Keyboard shortcuts

Press or to navigate between chapters

Press S or / to search in the book

Press ? to show this help

Press Esc to hide this help

essence

essence is the command Vajra was built for. It takes a JSON document, runs the full analysis pipeline, scores every observation against a concern profile’s weight vector, and renders a compressed, ranked, faithful representation — shaped for whoever is reading it.

An essence is not a summary. A summary loses information probabilistically. An essence compresses information deterministically, preserving everything above a configurable importance threshold while collapsing structural noise.


Usage

vajra essence <input> [flags]

Arguments:

ArgumentDescription
<input>Path to a JSON file, - for stdin, directory, or HTTP URL

Flags:

FlagDescriptionDefault
--format <fmt>Output format: text, json, markdown, compact-aitext
--profile <name>Concern profile: staff, engineer, auditor, ai, fraud, or customengineer
--budget <N>Approximate token budget for outputunlimited
--config <path>Path to TOML file with custom profile definitionsnone
--input-format <fmt>Override auto-detected input formatauto
--streamingForce streaming modeoff
--redactApply built-in redaction before renderingoff
--explainInclude score decomposition for each observationoff
--quietSuppress progress outputoff

How Essence Construction Works

  1. Collect candidates. All observations from the analysis pipeline — notable fields, motifs, anomalies, relationship discoveries — become candidates.

  2. Score each candidate using the active profile’s six-dimensional weight vector:

    • rarity — self-information of the observation
    • instability — type instability at the path
    • entropy_signal — distance from 0.5 normalized entropy (both constants and noise score high)
    • structural_coverage — fraction of total nodes under this path
    • anomaly_strength — maximum anomaly score across dimensions
    • concern_relevance — profile-specific boost for this path or observation type
  3. Collapse motifs. Repeated structural patterns are represented once with a count and specific variations noted.

  4. Rank by composite score with deterministic tie-breaking (shallower paths first, then lexicographic).

  5. Apply token budget (if --budget is set). Greedy selection by score-per-token — the fractional knapsack approximation.

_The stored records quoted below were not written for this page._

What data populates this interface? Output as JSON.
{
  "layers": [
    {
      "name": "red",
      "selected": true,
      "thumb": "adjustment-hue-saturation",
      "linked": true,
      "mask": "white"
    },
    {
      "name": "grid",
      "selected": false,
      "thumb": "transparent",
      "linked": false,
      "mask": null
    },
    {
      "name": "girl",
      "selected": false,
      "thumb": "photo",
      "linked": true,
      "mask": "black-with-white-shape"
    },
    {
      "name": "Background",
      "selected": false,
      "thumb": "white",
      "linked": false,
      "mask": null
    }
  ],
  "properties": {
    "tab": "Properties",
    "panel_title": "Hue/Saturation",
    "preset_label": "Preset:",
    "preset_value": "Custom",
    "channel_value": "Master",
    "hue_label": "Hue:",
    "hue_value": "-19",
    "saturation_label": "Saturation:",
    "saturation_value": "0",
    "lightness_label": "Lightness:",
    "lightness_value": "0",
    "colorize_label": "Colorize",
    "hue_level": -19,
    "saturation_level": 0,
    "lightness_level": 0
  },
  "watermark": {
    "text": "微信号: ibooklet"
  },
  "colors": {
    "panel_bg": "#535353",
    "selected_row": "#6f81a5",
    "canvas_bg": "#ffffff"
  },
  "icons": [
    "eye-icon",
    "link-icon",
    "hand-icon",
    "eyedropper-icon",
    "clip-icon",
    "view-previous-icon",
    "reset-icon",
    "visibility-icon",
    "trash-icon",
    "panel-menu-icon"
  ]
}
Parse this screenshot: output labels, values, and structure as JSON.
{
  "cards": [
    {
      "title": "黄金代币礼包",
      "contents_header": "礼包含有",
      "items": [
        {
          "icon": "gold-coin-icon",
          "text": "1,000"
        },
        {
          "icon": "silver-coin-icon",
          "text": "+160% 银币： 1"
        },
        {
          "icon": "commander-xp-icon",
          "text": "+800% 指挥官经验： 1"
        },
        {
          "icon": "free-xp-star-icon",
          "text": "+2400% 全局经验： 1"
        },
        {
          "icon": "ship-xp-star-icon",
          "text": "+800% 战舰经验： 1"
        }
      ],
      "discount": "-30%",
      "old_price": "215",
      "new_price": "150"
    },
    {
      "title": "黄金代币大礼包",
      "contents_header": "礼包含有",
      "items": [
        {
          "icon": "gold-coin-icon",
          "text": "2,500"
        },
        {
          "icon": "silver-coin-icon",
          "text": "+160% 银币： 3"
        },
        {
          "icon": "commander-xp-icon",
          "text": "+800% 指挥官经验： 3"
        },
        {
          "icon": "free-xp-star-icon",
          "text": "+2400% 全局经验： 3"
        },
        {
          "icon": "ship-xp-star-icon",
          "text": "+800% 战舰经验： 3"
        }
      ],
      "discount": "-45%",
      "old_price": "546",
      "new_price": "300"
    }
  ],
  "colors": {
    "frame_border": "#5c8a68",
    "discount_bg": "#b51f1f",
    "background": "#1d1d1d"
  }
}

  6. Render using the profile’s vocabulary and rendering style.


Profiles at a Glance

ProfileVocabularyRenderingEmphasizes
staffPlain languageNarrative sectionsAnomalies, structural coverage
engineerTechnical, JSONPathTabular, list-basedType instability, all dimensions balanced
auditorFormalCompleteness-focusedInstability, concern relevance, missingness
aiCompact, terseMachine-readableEntropy signal, structural coverage, anomalies
fraudInvestigativeOutlier-focusedRarity, anomaly strength

See Profiles for full weight vectors and customization.


Example: Staff Profile

vajra essence claim.json --profile staff
=== Essence (staff profile) ===

Document Summary:
  1 claim with 14 service lines, 1 patient, 2 diagnosis codes.
  Primary status: partially adjudicated.

What Stands Out:
  - 3 service lines are missing allowed amounts (lines 2, 7, 11).
    This field is present in 79% of service lines — its absence is notable.
  - Adjustment reason code "CO-45" repeats across 8 of 14 lines.
    Repetition at this frequency suggests a systematic pattern, not random variation.
  - 1 diagnosis structure differs from the other.
    The second diagnosis carries an extra "qualifier" field.
  - Provider taxonomy code is absent.
    This field is expected in 94% of claims in typical batches.

What This Likely Means:
  - Most of the claim is consistent and well-formed.
  - A subset of service lines appears incomplete or differently processed.
  - The repeated adjustment code points to a systematic issue.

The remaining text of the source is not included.